C'est un dispositif destiné à recevoir le e-liquide. C'est un réservoir, généralement cylindrique, souvent en plastique. Il peut avoir différentes contenances (de 0,5 à 7 ml). Ces cartouches peuvent aussi contenir des bourres (soit synthétiques, soit métalliques) pour éviter un écoulement trop important du e-liquide.

Une cartouche est constituée de deux ouvertures, l'une pour laisser échapper la vapeur, l'autre pour recevoir la mèche ou la tresse de l'atomiseur. À la première ouverture peut être adapté un bec (drip tip pour les anglophones) que l'utilisateur place en bouche.

Une cartouche peut être réutilisée et remplie de nombreuses fois.

 


les atomiseurs

Un atomiseur contient une résistance, un système de tresse (ou de mèche) et un dispositif pour y clipser une cartouche.
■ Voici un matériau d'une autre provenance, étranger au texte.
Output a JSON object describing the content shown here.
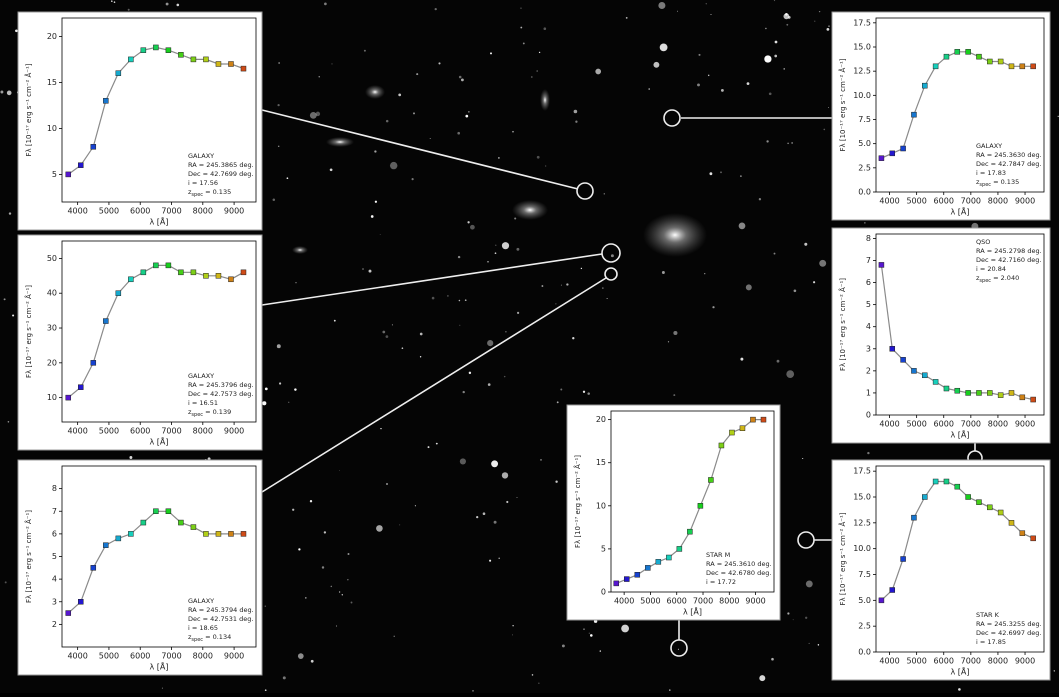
{
  "chart_data": [
    {
      "type": "line",
      "markers": true,
      "marker_cmap": "rainbow",
      "line_color": "#8a8a8a",
      "annotation_corner": "lower right",
      "xlabel": "λ [Å]",
      "ylabel": "Fλ [10⁻¹⁷ erg s⁻¹ cm⁻² Å⁻¹]",
      "x": [
        3700,
        4100,
        4500,
        4900,
        5300,
        5700,
        6100,
        6500,
        6900,
        7300,
        7700,
        8100,
        8500,
        8900,
        9300
      ],
      "values": [
        5,
        6,
        8,
        13,
        16,
        17.5,
        18.5,
        18.8,
        18.5,
        18,
        17.5,
        17.5,
        17,
        17,
        16.5
      ],
      "xlim": [
        3500,
        9700
      ],
      "xticks": [
        4000,
        5000,
        6000,
        7000,
        8000,
        9000
      ],
      "ylim": [
        2,
        22
      ],
      "yticks": [
        5,
        10,
        15,
        20
      ],
      "annotation": [
        "GALAXY",
        "RA = 245.3865 deg.",
        "Dec = 42.7699 deg.",
        "i = 17.56",
        {
          "text": "z",
          "sub": "spec",
          "rest": " = 0.135"
        }
      ]
    },
    {
      "type": "line",
      "markers": true,
      "marker_cmap": "rainbow",
      "line_color": "#8a8a8a",
      "annotation_corner": "lower right",
      "xlabel": "λ [Å]",
      "ylabel": "Fλ [10⁻¹⁷ erg s⁻¹ cm⁻² Å⁻¹]",
      "x": [
        3700,
        4100,
        4500,
        4900,
        5300,
        5700,
        6100,
        6500,
        6900,
        7300,
        7700,
        8100,
        8500,
        8900,
        9300
      ],
      "values": [
        10,
        13,
        20,
        32,
        40,
        44,
        46,
        48,
        48,
        46,
        46,
        45,
        45,
        44,
        46
      ],
      "xlim": [
        3500,
        9700
      ],
      "xticks": [
        4000,
        5000,
        6000,
        7000,
        8000,
        9000
      ],
      "ylim": [
        3,
        55
      ],
      "yticks": [
        10,
        20,
        30,
        40,
        50
      ],
      "annotation": [
        "GALAXY",
        "RA = 245.3796 deg.",
        "Dec = 42.7573 deg.",
        "i = 16.51",
        {
          "text": "z",
          "sub": "spec",
          "rest": " = 0.139"
        }
      ]
    },
    {
      "type": "line",
      "markers": true,
      "marker_cmap": "rainbow",
      "line_color": "#8a8a8a",
      "annotation_corner": "lower right",
      "xlabel": "λ [Å]",
      "ylabel": "Fλ [10⁻¹⁷ erg s⁻¹ cm⁻² Å⁻¹]",
      "x": [
        3700,
        4100,
        4500,
        4900,
        5300,
        5700,
        6100,
        6500,
        6900,
        7300,
        7700,
        8100,
        8500,
        8900,
        9300
      ],
      "values": [
        2.5,
        3,
        4.5,
        5.5,
        5.8,
        6,
        6.5,
        7,
        7,
        6.5,
        6.3,
        6,
        6,
        6,
        6
      ],
      "xlim": [
        3500,
        9700
      ],
      "xticks": [
        4000,
        5000,
        6000,
        7000,
        8000,
        9000
      ],
      "ylim": [
        1,
        9
      ],
      "yticks": [
        2,
        3,
        4,
        5,
        6,
        7,
        8
      ],
      "annotation": [
        "GALAXY",
        "RA = 245.3794 deg.",
        "Dec = 42.7531 deg.",
        "i = 18.65",
        {
          "text": "z",
          "sub": "spec",
          "rest": " = 0.134"
        }
      ]
    },
    {
      "type": "line",
      "markers": true,
      "marker_cmap": "rainbow",
      "line_color": "#8a8a8a",
      "annotation_corner": "lower right",
      "xlabel": "λ [Å]",
      "ylabel": "Fλ [10⁻¹⁷ erg s⁻¹ cm⁻² Å⁻¹]",
      "x": [
        3700,
        4100,
        4500,
        4900,
        5300,
        5700,
        6100,
        6500,
        6900,
        7300,
        7700,
        8100,
        8500,
        8900,
        9300
      ],
      "values": [
        3.5,
        4,
        4.5,
        8,
        11,
        13,
        14,
        14.5,
        14.5,
        14,
        13.5,
        13.5,
        13,
        13,
        13
      ],
      "xlim": [
        3500,
        9700
      ],
      "xticks": [
        4000,
        5000,
        6000,
        7000,
        8000,
        9000
      ],
      "ylim": [
        0,
        18
      ],
      "yticks": [
        {
          "value": 0,
          "label": "0.0"
        },
        2.5,
        {
          "value": 5,
          "label": "5.0"
        },
        7.5,
        {
          "value": 10,
          "label": "10.0"
        },
        12.5,
        {
          "value": 15,
          "label": "15.0"
        },
        17.5
      ],
      "annotation": [
        "GALAXY",
        "RA = 245.3630 deg.",
        "Dec = 42.7847 deg.",
        "i = 17.83",
        {
          "text": "z",
          "sub": "spec",
          "rest": " = 0.135"
        }
      ]
    },
    {
      "type": "line",
      "markers": true,
      "marker_cmap": "rainbow",
      "line_color": "#8a8a8a",
      "annotation_corner": "upper right",
      "xlabel": "λ [Å]",
      "ylabel": "Fλ [10⁻¹⁷ erg s⁻¹ cm⁻² Å⁻¹]",
      "x": [
        3700,
        4100,
        4500,
        4900,
        5300,
        5700,
        6100,
        6500,
        6900,
        7300,
        7700,
        8100,
        8500,
        8900,
        9300
      ],
      "values": [
        6.8,
        3,
        2.5,
        2,
        1.8,
        1.5,
        1.2,
        1.1,
        1,
        1,
        1,
        0.9,
        1,
        0.8,
        0.7
      ],
      "xlim": [
        3500,
        9700
      ],
      "xticks": [
        4000,
        5000,
        6000,
        7000,
        8000,
        9000
      ],
      "ylim": [
        0,
        8.2
      ],
      "yticks": [
        0,
        1,
        2,
        3,
        4,
        5,
        6,
        7,
        8
      ],
      "annotation": [
        "QSO",
        "RA = 245.2798 deg.",
        "Dec = 42.7160 deg.",
        "i = 20.84",
        {
          "text": "z",
          "sub": "spec",
          "rest": " = 2.040"
        }
      ]
    },
    {
      "type": "line",
      "markers": true,
      "marker_cmap": "rainbow",
      "line_color": "#8a8a8a",
      "annotation_corner": "lower right",
      "xlabel": "λ [Å]",
      "ylabel": "Fλ [10⁻¹⁷ erg s⁻¹ cm⁻² Å⁻¹]",
      "x": [
        3700,
        4100,
        4500,
        4900,
        5300,
        5700,
        6100,
        6500,
        6900,
        7300,
        7700,
        8100,
        8500,
        8900,
        9300
      ],
      "values": [
        1,
        1.5,
        2,
        2.8,
        3.5,
        4,
        5,
        7,
        10,
        13,
        17,
        18.5,
        19,
        20,
        20
      ],
      "xlim": [
        3500,
        9700
      ],
      "xticks": [
        4000,
        5000,
        6000,
        7000,
        8000,
        9000
      ],
      "ylim": [
        0,
        21
      ],
      "yticks": [
        0,
        5,
        10,
        15,
        20
      ],
      "annotation": [
        "STAR M",
        "RA = 245.3610 deg.",
        "Dec = 42.6780 deg.",
        "i = 17.72"
      ]
    },
    {
      "type": "line",
      "markers": true,
      "marker_cmap": "rainbow",
      "line_color": "#8a8a8a",
      "annotation_corner": "lower right",
      "xlabel": "λ [Å]",
      "ylabel": "Fλ [10⁻¹⁷ erg s⁻¹ cm⁻² Å⁻¹]",
      "x": [
        3700,
        4100,
        4500,
        4900,
        5300,
        5700,
        6100,
        6500,
        6900,
        7300,
        7700,
        8100,
        8500,
        8900,
        9300
      ],
      "values": [
        5,
        6,
        9,
        13,
        15,
        16.5,
        16.5,
        16,
        15,
        14.5,
        14,
        13.5,
        12.5,
        11.5,
        11
      ],
      "xlim": [
        3500,
        9700
      ],
      "xticks": [
        4000,
        5000,
        6000,
        7000,
        8000,
        9000
      ],
      "ylim": [
        0,
        18
      ],
      "yticks": [
        {
          "value": 0,
          "label": "0.0"
        },
        2.5,
        {
          "value": 5,
          "label": "5.0"
        },
        7.5,
        {
          "value": 10,
          "label": "10.0"
        },
        12.5,
        {
          "value": 15,
          "label": "15.0"
        },
        17.5
      ],
      "annotation": [
        "STAR K",
        "RA = 245.3255 deg.",
        "Dec = 42.6997 deg.",
        "i = 17.85"
      ]
    }
  ]
}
Il y a deux grandes familles d'atomiseurs, suivant qu'ils sont destinés à recevoir des cartouches avec ou sans bourre. Dans chacune de ces familles, il est proposé différentes résistances (de 1,25 ohm à 5 ohm).

 


les cartomiseurs 

Un cartomiseur peut être vu comme un atomiseur auquel est directement associée une cartouche non amovible. Il y a donc des cartomiseurs avec des cartouches à bourre (mais la résistance est placée à l'intérieur de la bourre) et des cartomiseurs avec des cartouches sans bourre (ils sont alors nommés clearomizers en anglais). Comme pour les atomiseurs, il y a différentes tailles de cartomiseurs avec différentes résistances.
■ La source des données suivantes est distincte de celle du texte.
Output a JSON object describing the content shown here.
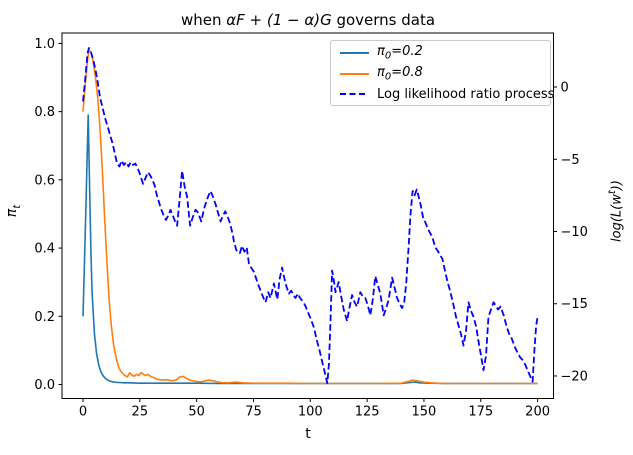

Un cartomiseur est considéré comme un consommable. Certains peuvent être remplis un nombre limité de fois.


 

les batteries

 

Les batteries se distinguent par le pas de vis qu'elles proposent, par leur capacité et par leur tension nominale. Plus la capacité de la batterie est grande, plus sa taille (et son poids) sera importante, mais plus l'autonomie qu'elle offre à la cigarette électronique sera grande. La capacité des batteries est généralement mesurée en milliampère-heure (mAh). En outre, plus une batterie délivre une tension forte, plus elle peut faire chauffer la résistance, qui produira alors une plus grande quantité de vapeur et de sensations dans la bouffée.

Les batteries peuvent être manuelles ou automatiques.


 

les e liquides

 

Ils se composent d'un liquide dit de base (du propylène glycol (PG) et / ou de la glycérine végétale (VG)). Ils contiennent souvent une certaine quantité d'arômes (des centaines de saveurs sont disponibles) et peuvent contenir ou non de la nicotine. Les e-liquides sont vendus séparément dans des mini flacons en plastique.
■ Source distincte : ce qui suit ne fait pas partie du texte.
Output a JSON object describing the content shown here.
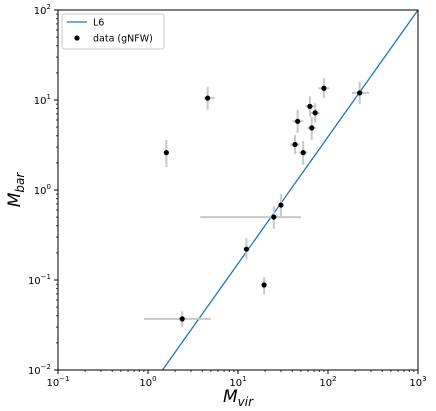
{
  "chart_data": {
    "type": "scatter",
    "title": "",
    "xlabel": {
      "base": "M",
      "sub": "vir"
    },
    "ylabel": {
      "base": "M",
      "sub": "bar"
    },
    "xscale": "log",
    "yscale": "log",
    "xlim": [
      0.1,
      1000
    ],
    "ylim": [
      0.01,
      100
    ],
    "x_ticks": [
      {
        "value": 0.1,
        "base": "10",
        "exp": "−1"
      },
      {
        "value": 1,
        "base": "10",
        "exp": "0"
      },
      {
        "value": 10,
        "base": "10",
        "exp": "1"
      },
      {
        "value": 100,
        "base": "10",
        "exp": "2"
      },
      {
        "value": 1000,
        "base": "10",
        "exp": "3"
      }
    ],
    "y_ticks": [
      {
        "value": 0.01,
        "base": "10",
        "exp": "−2"
      },
      {
        "value": 0.1,
        "base": "10",
        "exp": "−1"
      },
      {
        "value": 1,
        "base": "10",
        "exp": "0"
      },
      {
        "value": 10,
        "base": "10",
        "exp": "1"
      },
      {
        "value": 100,
        "base": "10",
        "exp": "2"
      }
    ],
    "legend": {
      "placement": "top-left",
      "entries": [
        {
          "label": "L6",
          "kind": "line"
        },
        {
          "label": "data (gNFW)",
          "kind": "marker"
        }
      ]
    },
    "line": {
      "name": "L6",
      "color": "#1f77b4",
      "points": [
        [
          1.45,
          0.01
        ],
        [
          1000,
          100
        ]
      ]
    },
    "series": [
      {
        "name": "data (gNFW)",
        "color": "#000000",
        "errorbar_color": "#c8c8c8",
        "points": [
          {
            "x": 2.4,
            "y": 0.037,
            "xerr": [
              1.5,
              2.6
            ],
            "yerr": [
              0.007,
              0.008
            ]
          },
          {
            "x": 1.6,
            "y": 2.6,
            "xerr": [
              0.1,
              0.1
            ],
            "yerr": [
              0.8,
              1.0
            ]
          },
          {
            "x": 4.6,
            "y": 10.5,
            "xerr": [
              0.4,
              0.9
            ],
            "yerr": [
              2.7,
              3.5
            ]
          },
          {
            "x": 12.4,
            "y": 0.22,
            "xerr": [
              0.7,
              0.8
            ],
            "yerr": [
              0.05,
              0.07
            ]
          },
          {
            "x": 19.5,
            "y": 0.088,
            "xerr": [
              0.8,
              0.9
            ],
            "yerr": [
              0.018,
              0.02
            ]
          },
          {
            "x": 25,
            "y": 0.5,
            "xerr": [
              21.2,
              25
            ],
            "yerr": [
              0.13,
              0.16
            ]
          },
          {
            "x": 30,
            "y": 0.68,
            "xerr": [
              2,
              2.2
            ],
            "yerr": [
              0.17,
              0.22
            ]
          },
          {
            "x": 43,
            "y": 3.2,
            "xerr": [
              5,
              5.5
            ],
            "yerr": [
              0.7,
              0.9
            ]
          },
          {
            "x": 46,
            "y": 5.8,
            "xerr": [
              6,
              7
            ],
            "yerr": [
              1.5,
              2.0
            ]
          },
          {
            "x": 53,
            "y": 2.6,
            "xerr": [
              5,
              6
            ],
            "yerr": [
              0.7,
              0.9
            ]
          },
          {
            "x": 63,
            "y": 8.5,
            "xerr": [
              7,
              8
            ],
            "yerr": [
              2,
              2.5
            ]
          },
          {
            "x": 66,
            "y": 4.9,
            "xerr": [
              7,
              8
            ],
            "yerr": [
              1.3,
              1.6
            ]
          },
          {
            "x": 72,
            "y": 7.2,
            "xerr": [
              8,
              9
            ],
            "yerr": [
              1.6,
              2.0
            ]
          },
          {
            "x": 90,
            "y": 13.5,
            "xerr": [
              12,
              14
            ],
            "yerr": [
              3,
              4
            ]
          },
          {
            "x": 225,
            "y": 12,
            "xerr": [
              40,
              60
            ],
            "yerr": [
              3,
              4
            ]
          }
        ]
      }
    ],
    "grid": false
  }
}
Le propylène glycol est utilisé, depuis les années 1950, comme additif chimique de la base aqueuse des inhalateurs et des nébuliseurs pour l'asthme, sans effets secondaires graves connus. Parce qu'il a la propriété de retenir l'eau, le propylène glycol est le composé de choix pour administrer de nombreux médicaments atomisés. La Food and Drug Administration (FDA) des États-Unis inclut le propylène glycol dans sa liste des « substances généralement reconnues comme inoffensives » (Generally recognized as safe, GRAS). Considérant que le propylène glycol a été largement utilisé depuis de nombreuses années sans effets secondaires graves, la substance peut raisonnablement être vue comme relativement peu nocive.

Les solutions sont disponibles en différentes concentrations de nicotine, ce qui permet à l'utilisateur de choisir la quantité qu'il veut absorber, allant d'une absence totale jusqu'à des doses élevées et très élevées (16-18 mg/mL et 24-36 mg/mL), en passant par faibles et moyennes doses (6-8 mg/mL et 10-14 mg/mL, respectivement). Les concentrations sont généralement indiquées sur le flacon de liquide ou la cartouche, parfois avec l'abréviation « mg » (au lieu de « mg/mL »). La sensation de picotement dans la gorge et la bouche, provoquée par la nicotine, est appelée « hit » par les utilisateurs de cigarette électronique. C'est l'abréviation de l'expression en anglais : hit throat. Certains liquides contiennent des arômes censés reproduire cette sensation2.

Certaines variétés imitent les saveurs des cigarettes : tabac régulier (brun ou blond), menthol, ou du nom des principales marques du commerce). D'autres saveurs sont disponibles : fruits, vanille, caramel, café, etc.